The Corner

Jointness

The 9-11 Commission’s principal recommendation for intelligence reform is to do for the intel community what the Goldwater-Nichols began for the Defense Department: institutional reform to require “jointness” in operational strategy and tactics. ( See pages 407-411) This is the approach I recommended back in February.

Our armed services work together now in what we call “network-centric” warfare. Every service is integrated from top to bottom with the others, using every asset together to its best advantage. Jointness for intelligence requires not only the sharing of information; it requires cooperation at every level to use the assets of each agency to the best combined advantage. In order for this to happen — whether it’s done by replacing the Director of Central Intelligence with a new National Intelligence Director or by some other mechanism — the new leader of our intelligence community has to be someone who is steeped in the Defense Department approach and can shake the intel trees to make this happen. That means neither a Congressman nor an old DoD hand is the right person to do it. Sources tell me that John Lehman isn’t on the short list for the DCI job.
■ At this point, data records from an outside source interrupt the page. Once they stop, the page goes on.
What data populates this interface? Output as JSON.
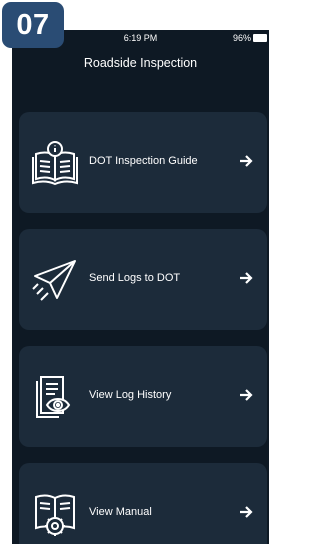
{
  "badge": {
    "number": "07"
  },
  "status_bar": {
    "time": "6:19 PM",
    "battery": "96%"
  },
  "header": {
    "title": "Roadside Inspection"
  },
  "menu": {
    "items": [
      {
        "label": "DOT Inspection Guide",
        "icon": "inspection-guide-book-icon"
      },
      {
        "label": "Send Logs to DOT",
        "icon": "paper-plane-icon"
      },
      {
        "label": "View Log History",
        "icon": "log-history-eye-icon"
      },
      {
        "label": "View Manual",
        "icon": "manual-gear-icon"
      }
    ]
  },
  "colors": {
    "background": "#0e1924",
    "card": "#1c2b3a",
    "badge": "#2a4c74",
    "text": "#ffffff"
  }
}
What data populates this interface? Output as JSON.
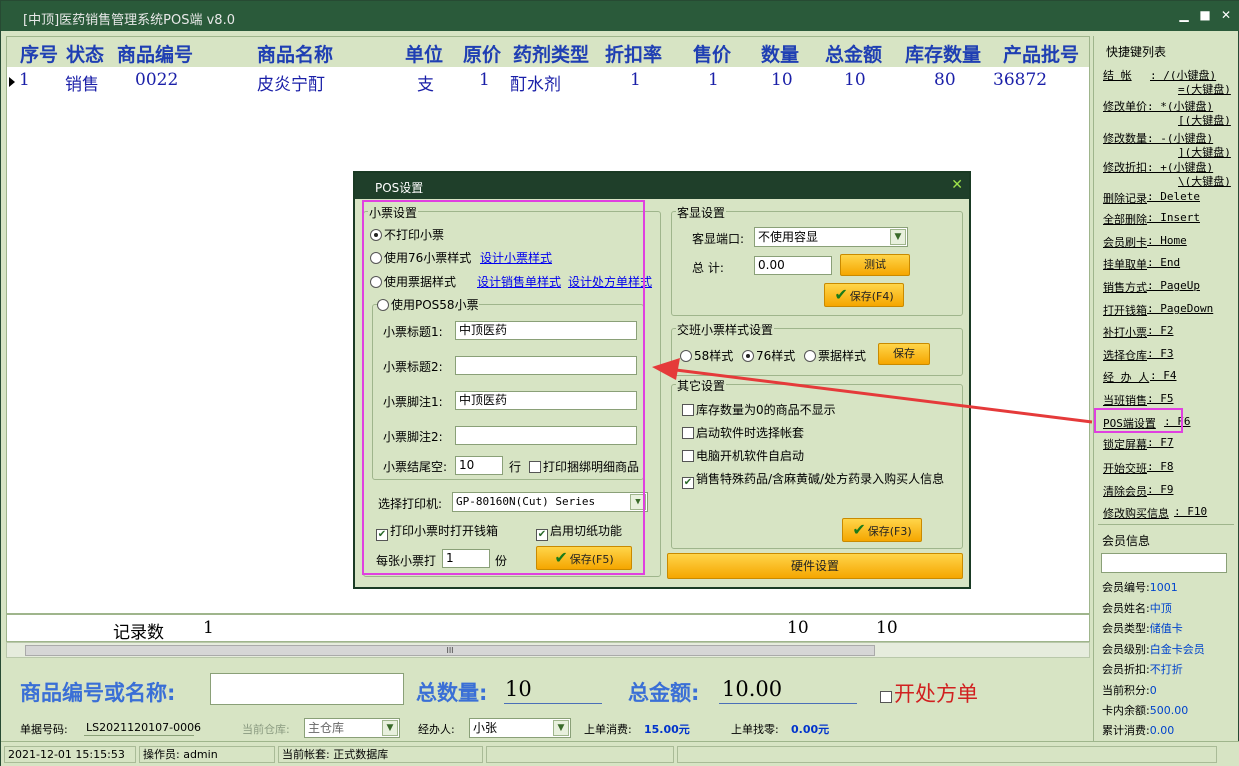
{
  "window": {
    "title": "[中顶]医药销售管理系统POS端 v8.0"
  },
  "grid": {
    "headers": [
      "序号",
      "状态",
      "商品编号",
      "商品名称",
      "单位",
      "原价",
      "药剂类型",
      "折扣率",
      "售价",
      "数量",
      "总金额",
      "库存数量",
      "产品批号"
    ],
    "rows": [
      {
        "seq": "1",
        "status": "销售",
        "code": "0022",
        "name": "皮炎宁酊",
        "unit": "支",
        "price": "1",
        "type": "酊水剂",
        "discount": "1",
        "sale": "1",
        "qty": "10",
        "total": "10",
        "stock": "80",
        "batch": "36872"
      }
    ],
    "footer": {
      "label": "记录数",
      "count": "1",
      "qty_sum": "10",
      "total_sum": "10"
    },
    "scroll_grip": "III"
  },
  "sidebar": {
    "title": "快捷键列表",
    "shortcuts": [
      {
        "name": "结    帐",
        "key": ": /(小键盘)"
      },
      {
        "name": "",
        "key": "=(大键盘)"
      },
      {
        "name": "修改单价",
        "key": ": *(小键盘)"
      },
      {
        "name": "",
        "key": "[(大键盘)"
      },
      {
        "name": "修改数量",
        "key": ": -(小键盘)"
      },
      {
        "name": "",
        "key": "](大键盘)"
      },
      {
        "name": "修改折扣",
        "key": ": +(小键盘)"
      },
      {
        "name": "",
        "key": "\\(大键盘)"
      },
      {
        "name": "删除记录",
        "key": ": Delete"
      },
      {
        "name": "全部删除",
        "key": ": Insert"
      },
      {
        "name": "会员刷卡",
        "key": ": Home"
      },
      {
        "name": "挂单取单",
        "key": ": End"
      },
      {
        "name": "销售方式",
        "key": ": PageUp"
      },
      {
        "name": "打开钱箱",
        "key": ": PageDown"
      },
      {
        "name": "补打小票",
        "key": ": F2"
      },
      {
        "name": "选择仓库",
        "key": ": F3"
      },
      {
        "name": "经 办 人",
        "key": ": F4"
      },
      {
        "name": "当班销售",
        "key": ": F5"
      },
      {
        "name": "POS端设置",
        "key": ": F6"
      },
      {
        "name": "锁定屏幕",
        "key": ": F7"
      },
      {
        "name": "开始交班",
        "key": ": F8"
      },
      {
        "name": "清除会员",
        "key": ": F9"
      },
      {
        "name": "修改购买信息",
        "key": ": F10"
      }
    ],
    "member": {
      "title": "会员信息",
      "fields": [
        {
          "label": "会员编号:",
          "value": "1001"
        },
        {
          "label": "会员姓名:",
          "value": "中顶"
        },
        {
          "label": "会员类型:",
          "value": "储值卡"
        },
        {
          "label": "会员级别:",
          "value": "白金卡会员"
        },
        {
          "label": "会员折扣:",
          "value": "不打折"
        },
        {
          "label": "当前积分:",
          "value": "0"
        },
        {
          "label": "卡内余额:",
          "value": "500.00"
        },
        {
          "label": "累计消费:",
          "value": "0.00"
        }
      ]
    }
  },
  "bottom": {
    "search_label": "商品编号或名称:",
    "search_value": "",
    "total_qty_label": "总数量:",
    "total_qty": "10",
    "total_amount_label": "总金额:",
    "total_amount": "10.00",
    "prescription_label": "开处方单",
    "order_no_label": "单据号码:",
    "order_no": "LS2021120107-0006",
    "warehouse_label": "当前仓库:",
    "warehouse": "主仓库",
    "handler_label": "经办人:",
    "handler": "小张",
    "last_spend_label": "上单消费:",
    "last_spend": "15.00元",
    "last_change_label": "上单找零:",
    "last_change": "0.00元"
  },
  "statusbar": {
    "datetime": "2021-12-01 15:15:53",
    "operator": "操作员: admin",
    "account": "当前帐套: 正式数据库"
  },
  "dialog": {
    "title": "POS设置",
    "receipt": {
      "group": "小票设置",
      "opt_none": "不打印小票",
      "opt_76": "使用76小票样式",
      "link_76": "设计小票样式",
      "opt_bill": "使用票据样式",
      "link_sales": "设计销售单样式",
      "link_rx": "设计处方单样式",
      "opt_58": "使用POS58小票",
      "title1_label": "小票标题1:",
      "title1": "中顶医药",
      "title2_label": "小票标题2:",
      "title2": "",
      "foot1_label": "小票脚注1:",
      "foot1": "中顶医药",
      "foot2_label": "小票脚注2:",
      "foot2": "",
      "tail_label": "小票结尾空:",
      "tail": "10",
      "tail_unit": "行",
      "bundle_label": "打印捆绑明细商品",
      "printer_label": "选择打印机:",
      "printer": "GP-80160N(Cut) Series",
      "open_drawer_label": "打印小票时打开钱箱",
      "cut_label": "启用切纸功能",
      "copies_label": "每张小票打",
      "copies": "1",
      "copies_unit": "份",
      "save": "保存(F5)"
    },
    "display": {
      "group": "客显设置",
      "port_label": "客显端口:",
      "port": "不使用容显",
      "total_label": "总    计:",
      "total": "0.00",
      "test": "测试",
      "save": "保存(F4)"
    },
    "shift": {
      "group": "交班小票样式设置",
      "opt58": "58样式",
      "opt76": "76样式",
      "optbill": "票据样式",
      "save": "保存"
    },
    "other": {
      "group": "其它设置",
      "c1": "库存数量为0的商品不显示",
      "c2": "启动软件时选择帐套",
      "c3": "电脑开机软件自启动",
      "c4": "销售特殊药品/含麻黄碱/处方药录入购买人信息",
      "save": "保存(F3)"
    },
    "hardware": "硬件设置"
  }
}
Goldwater-Nichols was enacted more than a decade ago, and really only took effect operationally in the 1991 Gulf War. Whoever is put in the DCI or “NID” job needs to be someone who is a true believer in “jointness”. To achieve it, they will need to be given much more and different statutory authority than any of the intel agencies’ heads now have. And while this needs to be done, and report after report comes in, Congress is headed off to vacation. Isn’t this urgent enough for them to hang around a while?